Tuesday, November 04, 2008

The new CAFO rules are here, the new CAFO rules are here!

After a long wait, the final post-Waterkeeper regulations under the Clean Water Act for concentrated animal feeding operations have been promulgated and should appear shortly in the Federal Register. For now, the rule can be found here.

A few highlights:

As expected, the regulation provides a self-certification measure for CAFOs that will not, or will propose not to, discharge pollutants. The explanatory material is very clear, however, in stating that EPA is implementing a zero discharge regime for unpermitted CAFOs. Thus, even if an existing CAFO is utilizing best management practices and complies with the 25-year, 24-hour design standard, it will be in violation of the CWA if it discharges. And, from what I can tell, if it is foreseeable that a discharge will occur, it has a duty to apply for a permit. A variety of eligibility criteria are included for this option, and there are documentation requirements that a certifying CAFO must maintain, including data on the design, construction, operation and maintenance of any open manure storage structures that satisfies the technical evaluation elements that apply to new sources. In other words, it appears to me that the self-certification option is limited and not without costs.

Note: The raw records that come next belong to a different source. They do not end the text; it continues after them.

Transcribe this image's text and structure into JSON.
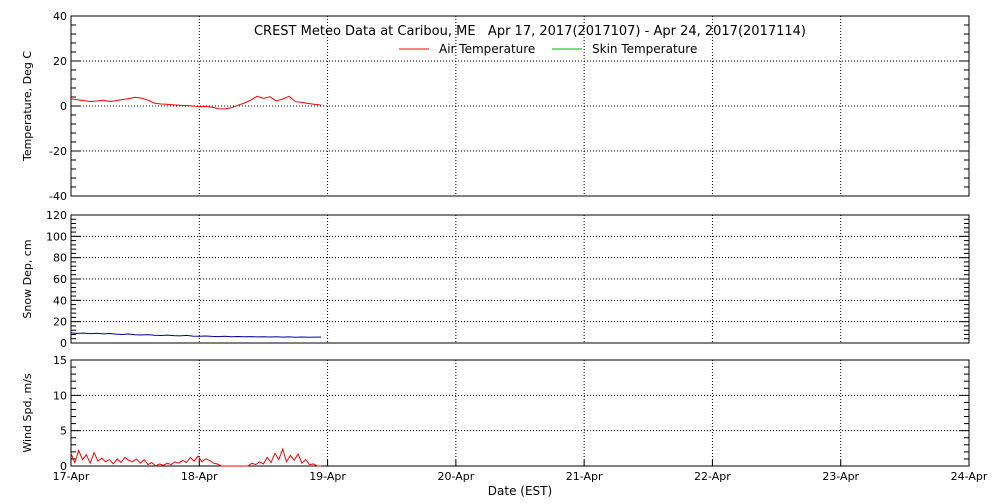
{
  "title": "CREST Meteo Data at Caribou, ME   Apr 17, 2017(2017107) - Apr 24, 2017(2017114)",
  "xlabel": "Date (EST)",
  "x_ticks": [
    "17-Apr",
    "18-Apr",
    "19-Apr",
    "20-Apr",
    "21-Apr",
    "22-Apr",
    "23-Apr",
    "24-Apr"
  ],
  "colors": {
    "air": "#ff0000",
    "skin": "#00b000",
    "snow": "#0000a0",
    "wind": "#ff0000",
    "grid": "#000000"
  },
  "chart_data": [
    {
      "type": "line",
      "ylabel": "Temperature, Deg C",
      "xlim": [
        0,
        7
      ],
      "ylim": [
        -40,
        40
      ],
      "y_ticks": [
        -40,
        -20,
        0,
        20,
        40
      ],
      "grid": true,
      "legend": "top-center",
      "series": [
        {
          "name": "Air Temperature",
          "color": "#ff0000",
          "x": [
            0.0,
            0.05,
            0.1,
            0.15,
            0.2,
            0.25,
            0.3,
            0.35,
            0.4,
            0.45,
            0.5,
            0.55,
            0.6,
            0.65,
            0.7,
            0.75,
            0.8,
            0.85,
            0.9,
            0.95,
            1.0,
            1.05,
            1.1,
            1.15,
            1.2,
            1.25,
            1.3,
            1.35,
            1.4,
            1.45,
            1.5,
            1.55,
            1.6,
            1.65,
            1.7,
            1.75,
            1.8,
            1.85,
            1.9,
            1.95
          ],
          "values": [
            3.2,
            2.8,
            2.4,
            2.0,
            2.2,
            2.6,
            2.0,
            2.3,
            2.9,
            3.3,
            3.9,
            3.5,
            2.6,
            1.3,
            0.9,
            0.8,
            0.5,
            0.3,
            0.2,
            0.0,
            -0.3,
            -0.2,
            -0.6,
            -1.2,
            -1.3,
            -0.8,
            0.3,
            1.3,
            2.6,
            4.3,
            3.4,
            4.1,
            2.2,
            3.1,
            4.3,
            1.9,
            1.6,
            1.1,
            0.7,
            0.4
          ]
        },
        {
          "name": "Skin Temperature",
          "color": "#00b000",
          "x": [],
          "values": []
        }
      ]
    },
    {
      "type": "line",
      "ylabel": "Snow Dep, cm",
      "xlim": [
        0,
        7
      ],
      "ylim": [
        0,
        120
      ],
      "y_ticks": [
        0,
        20,
        40,
        60,
        80,
        100,
        120
      ],
      "grid": true,
      "series": [
        {
          "color": "#0000a0",
          "x": [
            0.0,
            0.05,
            0.1,
            0.15,
            0.2,
            0.25,
            0.3,
            0.35,
            0.4,
            0.45,
            0.5,
            0.55,
            0.6,
            0.65,
            0.7,
            0.75,
            0.8,
            0.85,
            0.9,
            0.95,
            1.0,
            1.05,
            1.1,
            1.15,
            1.2,
            1.25,
            1.3,
            1.35,
            1.4,
            1.45,
            1.5,
            1.55,
            1.6,
            1.65,
            1.7,
            1.75,
            1.8,
            1.85,
            1.9,
            1.95
          ],
          "values": [
            9.5,
            9.0,
            9.3,
            8.8,
            9.1,
            8.5,
            8.9,
            8.3,
            8.0,
            8.4,
            7.8,
            7.5,
            7.9,
            7.2,
            7.0,
            7.4,
            6.9,
            6.7,
            7.1,
            6.5,
            6.3,
            6.6,
            6.2,
            6.0,
            6.3,
            5.9,
            6.1,
            5.8,
            6.0,
            5.7,
            5.9,
            5.6,
            5.8,
            5.5,
            5.7,
            5.4,
            5.6,
            5.3,
            5.5,
            5.5
          ]
        }
      ]
    },
    {
      "type": "line",
      "ylabel": "Wind Spd, m/s",
      "xlim": [
        0,
        7
      ],
      "ylim": [
        0,
        15
      ],
      "y_ticks": [
        0,
        5,
        10,
        15
      ],
      "grid": true,
      "series": [
        {
          "color": "#ff0000",
          "x": [
            0.0,
            0.03,
            0.06,
            0.09,
            0.12,
            0.15,
            0.18,
            0.21,
            0.24,
            0.27,
            0.3,
            0.33,
            0.36,
            0.39,
            0.42,
            0.45,
            0.48,
            0.51,
            0.54,
            0.57,
            0.6,
            0.63,
            0.66,
            0.69,
            0.72,
            0.75,
            0.78,
            0.81,
            0.84,
            0.87,
            0.9,
            0.93,
            0.96,
            0.99,
            1.02,
            1.05,
            1.08,
            1.11,
            1.14,
            1.17,
            1.2,
            1.23,
            1.26,
            1.29,
            1.32,
            1.35,
            1.38,
            1.41,
            1.44,
            1.47,
            1.5,
            1.53,
            1.56,
            1.59,
            1.62,
            1.65,
            1.68,
            1.71,
            1.74,
            1.77,
            1.8,
            1.83,
            1.86,
            1.89,
            1.92,
            1.95
          ],
          "values": [
            1.8,
            0.5,
            2.2,
            0.9,
            1.6,
            0.4,
            1.9,
            0.7,
            1.1,
            0.6,
            0.9,
            0.3,
            1.0,
            0.5,
            1.2,
            0.8,
            0.6,
            1.0,
            0.4,
            0.9,
            0.2,
            0.5,
            0.0,
            0.3,
            0.1,
            0.4,
            0.2,
            0.6,
            0.4,
            0.8,
            0.5,
            1.2,
            0.7,
            1.4,
            0.6,
            1.0,
            0.8,
            0.4,
            0.3,
            0.0,
            0.0,
            0.0,
            0.0,
            0.0,
            0.0,
            0.0,
            0.0,
            0.4,
            0.2,
            0.6,
            0.3,
            1.2,
            0.5,
            1.8,
            0.9,
            2.4,
            0.6,
            1.5,
            0.8,
            1.7,
            0.4,
            0.9,
            0.2,
            0.3,
            0.0,
            0.0
          ]
        }
      ]
    }
  ]
}
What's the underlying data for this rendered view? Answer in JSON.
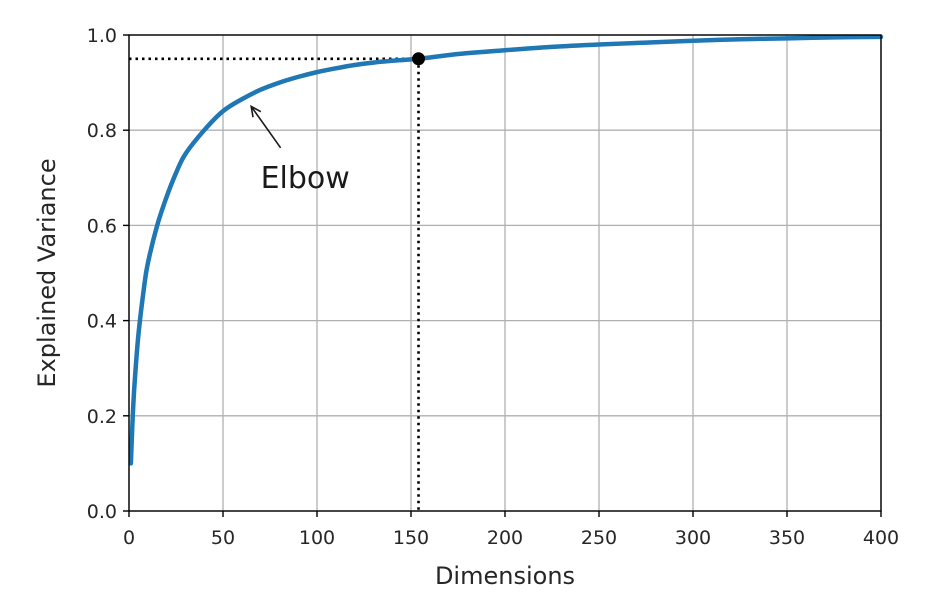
{
  "chart_data": {
    "type": "line",
    "title": "",
    "xlabel": "Dimensions",
    "ylabel": "Explained Variance",
    "xlim": [
      0,
      400
    ],
    "ylim": [
      0.0,
      1.0
    ],
    "grid": true,
    "legend": "none",
    "xticks": [
      0,
      50,
      100,
      150,
      200,
      250,
      300,
      350,
      400
    ],
    "xtick_labels": [
      "0",
      "50",
      "100",
      "150",
      "200",
      "250",
      "300",
      "350",
      "400"
    ],
    "yticks": [
      0.0,
      0.2,
      0.4,
      0.6,
      0.8,
      1.0
    ],
    "ytick_labels": [
      "0.0",
      "0.2",
      "0.4",
      "0.6",
      "0.8",
      "1.0"
    ],
    "series": [
      {
        "color": "#1f77b4",
        "x": [
          1,
          2,
          3,
          5,
          8,
          10,
          15,
          20,
          25,
          30,
          40,
          50,
          60,
          70,
          80,
          90,
          100,
          110,
          120,
          130,
          140,
          154,
          175,
          200,
          225,
          250,
          275,
          300,
          325,
          350,
          375,
          400
        ],
        "y": [
          0.1,
          0.2,
          0.27,
          0.37,
          0.47,
          0.52,
          0.6,
          0.66,
          0.71,
          0.75,
          0.8,
          0.84,
          0.865,
          0.885,
          0.9,
          0.912,
          0.922,
          0.93,
          0.937,
          0.942,
          0.946,
          0.95,
          0.96,
          0.968,
          0.975,
          0.98,
          0.984,
          0.988,
          0.991,
          0.993,
          0.995,
          0.996
        ]
      }
    ],
    "highlight_point": {
      "x": 154,
      "y": 0.95,
      "color": "#000000"
    },
    "reference_lines": {
      "style": "dotted",
      "color": "#000000",
      "x": 154,
      "y": 0.95
    },
    "annotation": {
      "text": "Elbow",
      "arrow_to": {
        "x": 65,
        "y": 0.85
      },
      "text_at": {
        "x": 70,
        "y": 0.7
      }
    }
  }
}
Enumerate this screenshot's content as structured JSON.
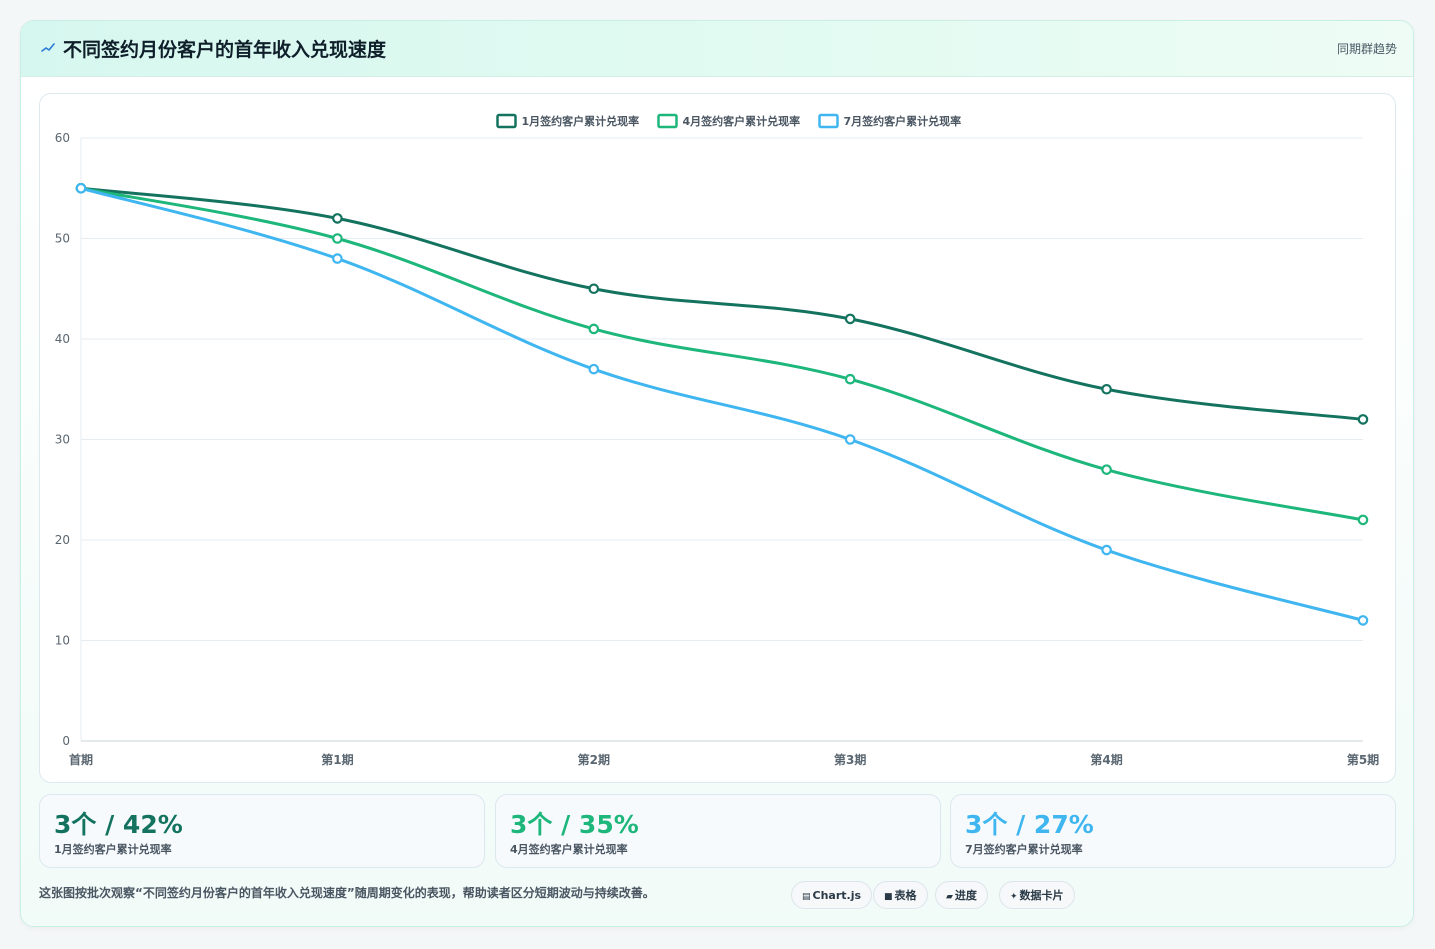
{
  "header": {
    "title": "不同签约月份客户的首年收入兑现速度",
    "tag": "同期群趋势"
  },
  "colors": {
    "series1": "#13735f",
    "series2": "#1db67b",
    "series3": "#3fb6f0",
    "grid": "#e6ecf0",
    "tick": "#5a6670",
    "icon": "#2a7ad8"
  },
  "chart_data": {
    "type": "line",
    "title": "",
    "xlabel": "",
    "ylabel": "",
    "categories": [
      "首期",
      "第1期",
      "第2期",
      "第3期",
      "第4期",
      "第5期"
    ],
    "ylim": [
      0,
      60
    ],
    "yticks": [
      0,
      10,
      20,
      30,
      40,
      50,
      60
    ],
    "grid": true,
    "legend_position": "top-center",
    "smooth": true,
    "series": [
      {
        "name": "1月签约客户累计兑现率",
        "values": [
          55,
          52,
          45,
          42,
          35,
          32
        ]
      },
      {
        "name": "4月签约客户累计兑现率",
        "values": [
          55,
          50,
          41,
          36,
          27,
          22
        ]
      },
      {
        "name": "7月签约客户累计兑现率",
        "values": [
          55,
          48,
          37,
          30,
          19,
          12
        ]
      }
    ]
  },
  "kpis": [
    {
      "value": "3个 / 42%",
      "label": "1月签约客户累计兑现率"
    },
    {
      "value": "3个 / 35%",
      "label": "4月签约客户累计兑现率"
    },
    {
      "value": "3个 / 27%",
      "label": "7月签约客户累计兑现率"
    }
  ],
  "footer": {
    "note": "这张图按批次观察“不同签约月份客户的首年收入兑现速度”随周期变化的表现，帮助读者区分短期波动与持续改善。",
    "chips": [
      {
        "icon": "chart-icon",
        "label": "Chart.js"
      },
      {
        "icon": "table-icon",
        "label": "表格"
      },
      {
        "icon": "progress-icon",
        "label": "进度"
      },
      {
        "icon": "sparkle-icon",
        "label": "数据卡片"
      }
    ]
  }
}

The application deadline has not changed from February 27, 2009, for operations defined as CAFOs in the 2003 rule.

The nutrient management plan must contain a wealth of information, but the notable addition is the method for determining the application rates that must be included. The rules allow for a linear approach that expresses the rates of application in pounds of nitrogen and phosphorous to be applied to each acre, per year, for each field. The rules also allow for a narrative rate approach that expresses the application rate narratively and results in amount of manure, litter, and process wastewater to be applied. Interestingly, the latter approach must involve projections about crop rotation, projected amounts of waste to be applied, credits for all available nitrogen, and other matters. While those projections must be included in the nutrient management plan, under the regulations they are not considered terms of the nutrient management plan and, thus, are not effluent limitations.

Of course, I've barely scratched the surface on these regulations.